With Binance and FTX, two major global crypto exchanges have relisted the DeFi-Coin GMX yesterday. This was able to record a 20 percent increase in a timely manner. GMX belongs to the decentralized crypto exchange of the same name.
In the Decentralized Finance (DeFi) division, a token called GMX is currently making a name for itself. This is because GMX has been able to record around 20 percent gains in its price curve since yesterday (Wednesday), making it one of the day’s winners in an overall market that has been trading sideways. Experts cite the listing on crypto exchanges Binance and FTX as the reason for GMX’s strong push. The two market leaders among the centralized crypto exchanges opened trading with GMX almost simultaneously yesterday. GMX’s price curve was already moving upward when Binance announced the listing via a notice. But what is behind GMX?
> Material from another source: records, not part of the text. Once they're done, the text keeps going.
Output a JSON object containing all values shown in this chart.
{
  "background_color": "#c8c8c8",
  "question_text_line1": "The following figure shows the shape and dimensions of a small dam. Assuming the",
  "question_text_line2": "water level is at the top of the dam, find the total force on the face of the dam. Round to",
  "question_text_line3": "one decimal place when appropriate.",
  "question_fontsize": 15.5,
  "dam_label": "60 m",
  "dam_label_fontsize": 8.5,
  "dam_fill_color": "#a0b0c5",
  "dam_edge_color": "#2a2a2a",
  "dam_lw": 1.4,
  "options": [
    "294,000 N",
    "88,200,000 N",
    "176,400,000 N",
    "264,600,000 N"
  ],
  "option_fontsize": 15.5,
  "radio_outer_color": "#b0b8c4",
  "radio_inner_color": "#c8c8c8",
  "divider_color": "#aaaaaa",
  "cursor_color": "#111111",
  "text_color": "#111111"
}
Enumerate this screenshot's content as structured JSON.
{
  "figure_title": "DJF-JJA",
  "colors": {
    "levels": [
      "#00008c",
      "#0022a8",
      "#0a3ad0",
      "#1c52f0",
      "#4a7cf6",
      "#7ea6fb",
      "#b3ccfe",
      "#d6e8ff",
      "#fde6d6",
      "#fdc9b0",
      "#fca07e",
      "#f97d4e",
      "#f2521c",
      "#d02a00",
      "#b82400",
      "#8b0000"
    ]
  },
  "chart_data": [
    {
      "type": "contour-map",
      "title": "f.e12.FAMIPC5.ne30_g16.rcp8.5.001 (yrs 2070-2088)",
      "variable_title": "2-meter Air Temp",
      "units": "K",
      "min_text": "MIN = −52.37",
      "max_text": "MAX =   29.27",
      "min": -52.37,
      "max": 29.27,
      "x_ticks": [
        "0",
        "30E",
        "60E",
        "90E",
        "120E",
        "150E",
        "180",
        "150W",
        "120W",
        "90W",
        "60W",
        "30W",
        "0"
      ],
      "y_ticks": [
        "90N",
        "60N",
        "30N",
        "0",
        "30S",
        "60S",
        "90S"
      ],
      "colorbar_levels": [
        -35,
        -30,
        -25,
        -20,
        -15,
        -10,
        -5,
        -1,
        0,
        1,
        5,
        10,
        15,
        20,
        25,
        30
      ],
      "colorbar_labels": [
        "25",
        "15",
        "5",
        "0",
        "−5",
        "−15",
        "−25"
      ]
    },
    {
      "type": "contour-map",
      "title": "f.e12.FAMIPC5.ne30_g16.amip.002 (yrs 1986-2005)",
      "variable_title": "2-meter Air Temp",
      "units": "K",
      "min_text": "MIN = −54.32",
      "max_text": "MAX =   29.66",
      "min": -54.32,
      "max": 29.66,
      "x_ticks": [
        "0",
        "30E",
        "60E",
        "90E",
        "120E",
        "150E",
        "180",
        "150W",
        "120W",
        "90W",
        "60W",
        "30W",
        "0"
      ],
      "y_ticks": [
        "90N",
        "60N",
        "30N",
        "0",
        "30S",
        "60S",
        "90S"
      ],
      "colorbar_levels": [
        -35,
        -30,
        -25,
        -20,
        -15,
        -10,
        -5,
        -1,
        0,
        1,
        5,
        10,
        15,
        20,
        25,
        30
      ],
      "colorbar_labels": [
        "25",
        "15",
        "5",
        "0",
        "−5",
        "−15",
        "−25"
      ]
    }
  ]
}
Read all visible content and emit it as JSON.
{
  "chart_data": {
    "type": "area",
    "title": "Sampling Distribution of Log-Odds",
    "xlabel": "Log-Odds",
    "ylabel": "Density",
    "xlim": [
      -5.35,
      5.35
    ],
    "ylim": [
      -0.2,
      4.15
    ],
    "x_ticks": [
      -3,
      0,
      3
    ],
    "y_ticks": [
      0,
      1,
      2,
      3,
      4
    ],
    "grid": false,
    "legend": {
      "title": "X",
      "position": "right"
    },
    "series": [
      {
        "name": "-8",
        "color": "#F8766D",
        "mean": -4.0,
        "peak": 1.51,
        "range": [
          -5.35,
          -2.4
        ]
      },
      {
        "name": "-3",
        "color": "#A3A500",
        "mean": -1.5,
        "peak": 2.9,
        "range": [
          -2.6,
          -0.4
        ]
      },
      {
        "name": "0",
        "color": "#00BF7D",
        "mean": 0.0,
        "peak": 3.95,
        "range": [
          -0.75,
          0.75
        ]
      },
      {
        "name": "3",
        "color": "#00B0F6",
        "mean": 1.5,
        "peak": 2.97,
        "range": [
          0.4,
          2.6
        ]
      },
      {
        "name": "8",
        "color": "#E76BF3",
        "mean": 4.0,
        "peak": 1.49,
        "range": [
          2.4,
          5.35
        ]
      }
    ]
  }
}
GMX is the native cryptocurrency at the decentralized crypto exchange (DEX) of the same name, whose distinctive feature is to dock with Avalanche (AVAX) and Arbitrum. Typically, major DEXs such as Uniswap or PancakeSwap are technologically connected to the Ethereum (ETH) or BNB Chain ecosystems.
With its special path, GMX coped better than competitors with the slumps in the DeFi market due to the crash of Terra (LUNA) in May and afterwards. The data from DeFiLlama show overall steadily growing capital deposited with GMX. The TVL indicator is currently just over $460 million at GMX. GMX as a cryptocurrency is used at DEX to pay fees and as a ballot in strategic decisions. 30 percent of the fees collected at DEX go back to those who hold GMX as a bonus. This concept is becoming increasingly attractive.
Currently GMX is trading at almost 50 US dollars and yesterday was even able to temporarily scratch the previous all-time high of 62 US dollars from January. This dynamic also shows that GMX has coped better than many others with the turbulence in the DeFi division. At Binance, GMX is listed in the “Innovations” section, which is meant to suggest risk. At FTX, GMX is trading without such a stamp.
Bottom line: GMX is experiencing its momentum – due to centralized crypto exchanges, of all things.
In the past, the crypto scene often heard about the “Coinbase effect”, because new listings at the prestigious US crypto exchange meant quasi automatic price increases for affected tokens. Now such effects also seem to occur with new listings by Binance and FTX, as GMX proves.
Irony of history: GMX only became known and accessible to a broad mass of investors now because large centralized crypto exchanges have included the altcoin in their portfolios. The turnover there with GMX has immediately surpassed the volumes previously achieved on decentralized marketplaces several times over. Whether the recent price jump of GMX proves to be sustainable or fizzles out as a one-off effect, the coming weeks will have to show.